Satu anak mengenakan kemeja biru, kedua
kaos hitam, dan yang ketiga kaos hitam namun kebesaran. Ketiga anak ini tidak
bisa duduk tenang di dalam bis kuning. Tiap pemberhentian di halte, yang mereka
lakukan adalah berdiri di pintu masuk. Layaknya penjaga pintu di sebuah istana,
ketika para mahasiswa masuk bis kuning, mereka memberikan senyum terindah, amat
manis. Namun, anak keempat yang mengenakan kaos biru bergaris hitam putih dan
mengenakan topi hitam bergambar naruto terlihat berbeda. Yang dia lakukan
hanyalah melihat kearah teman-temannya yang sedang bermain sambil sesekali
tersenyum. Adakah yang kau rasakan sungguh berat, Dik? Ataukan tissu yang kau
peluk sedari tadi menjadi saksi betapa ‘kakak-kakak’ yang kau harapkan
mengeluarkan sedikit recehnya untukmu malah memberikan mimik merendahkan?

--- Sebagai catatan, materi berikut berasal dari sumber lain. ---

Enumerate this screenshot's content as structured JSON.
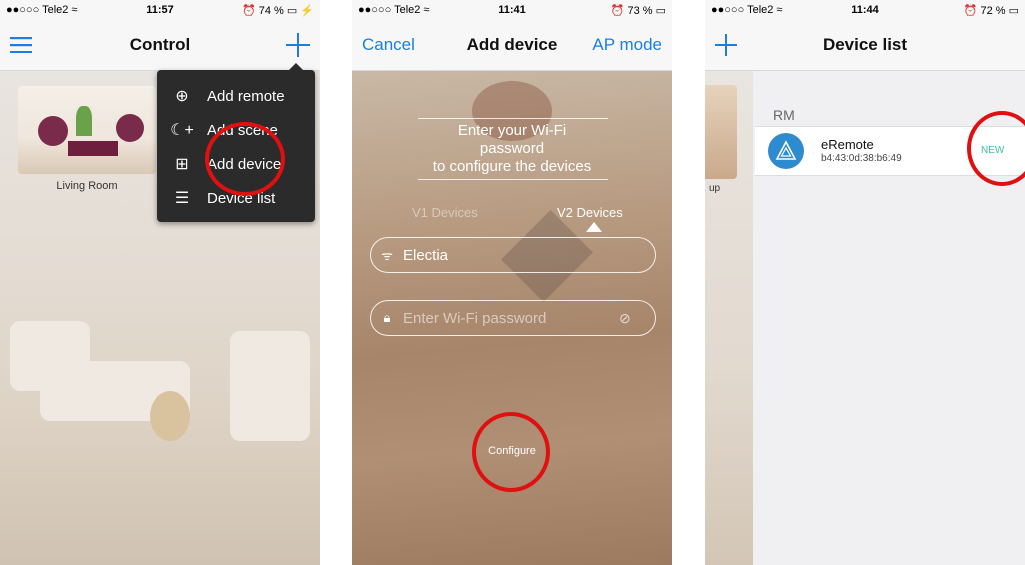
{
  "phone1": {
    "status": {
      "carrier": "●●○○○ Tele2 ≈",
      "time": "11:57",
      "battery": "⏰ 74 % ▭ ⚡"
    },
    "title": "Control",
    "menu_icon": "hamburger-icon",
    "plus_icon": "plus-icon",
    "room_caption": "Living Room",
    "menu": [
      {
        "icon": "remote-add-icon",
        "glyph": "⊕",
        "label": "Add remote"
      },
      {
        "icon": "scene-add-icon",
        "glyph": "☾+",
        "label": "Add scene"
      },
      {
        "icon": "device-add-icon",
        "glyph": "⊞",
        "label": "Add device"
      },
      {
        "icon": "list-icon",
        "glyph": "☰",
        "label": "Device list"
      }
    ]
  },
  "phone2": {
    "status": {
      "carrier": "●●○○○ Tele2 ≈",
      "time": "11:41",
      "battery": "⏰ 73 % ▭"
    },
    "cancel": "Cancel",
    "title": "Add device",
    "ap_mode": "AP mode",
    "prompt": [
      "Enter your Wi-Fi",
      "password",
      "to configure the devices"
    ],
    "tab_v1": "V1 Devices",
    "tab_v2": "V2 Devices",
    "ssid": "Electia",
    "password_placeholder": "Enter Wi-Fi password",
    "configure": "Configure"
  },
  "phone3": {
    "status": {
      "carrier": "●●○○○ Tele2 ≈",
      "time": "11:44",
      "battery": "⏰ 72 % ▭"
    },
    "title": "Device list",
    "partial_text": "up",
    "section": "RM",
    "device": {
      "name": "eRemote",
      "mac": "b4:43:0d:38:b6:49",
      "badge": "NEW"
    }
  },
  "colors": {
    "accent": "#1a7fe0",
    "highlight": "#e01010",
    "badge": "#37c2a3"
  }
}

Dik, kampus perjuangan ini memang sudah
berbeda dari apa yang ayah atau ibumu kenal berpuluh tahun lalu. Kampus yang
katanya kampus rakyat ini hanyalah omong kosong. Lihatlah, sekelilingmu
mercusuar-mercusuar baru mulai memperlihatkan kecongkakkannya. Lihat pula
‘kakak-kakak’ itu, betapa mereka hidup diawang-awang, menikmati berbagai
fasilitas yang diberikan orang tua mereka seakan-akan itu adalah miliki mereka.
Mereka lupa bahwa masih ada kalian, masih ada rakyat yang menangis tiap malam,
masih ada rakyat yang tinggal di kolong jembatan, dan masih ada kau, Dik.
Mungkin kau adalah anak-anak
terpinggirkan zaman, anak yang aku yakin kau tidak ingin menanggung beban
sebesar itu dimasa kecilmu. Namun percayalah dik, aku selalu yakin bahwa kau
adalah penerus bangsa yang sejati. Bukan ‘kakak-kakak’ yang kau hormati itu!
Yakinlah, ketika suatu saat nanti kau memegang tempat sebagai petinggi negeri
ini, kau akan menjalankan amanah rakyat dengan sepenuh jiwa. Kau pernah
merasakan kesusahan, kemiskinan, kemelaratan. Maka, ketika kau menjadi orang
besar kelak, ingatlah dik, kau pernah berada di bawah.
Bis kuning pun berehenti di halte FIB.
Aku turun dengan berjuta pengharapan kepada keempat anak tadi. Mereka? Masih
melanjutkan perjalanan kehidupan mereka yang tentu masih teramat panjang.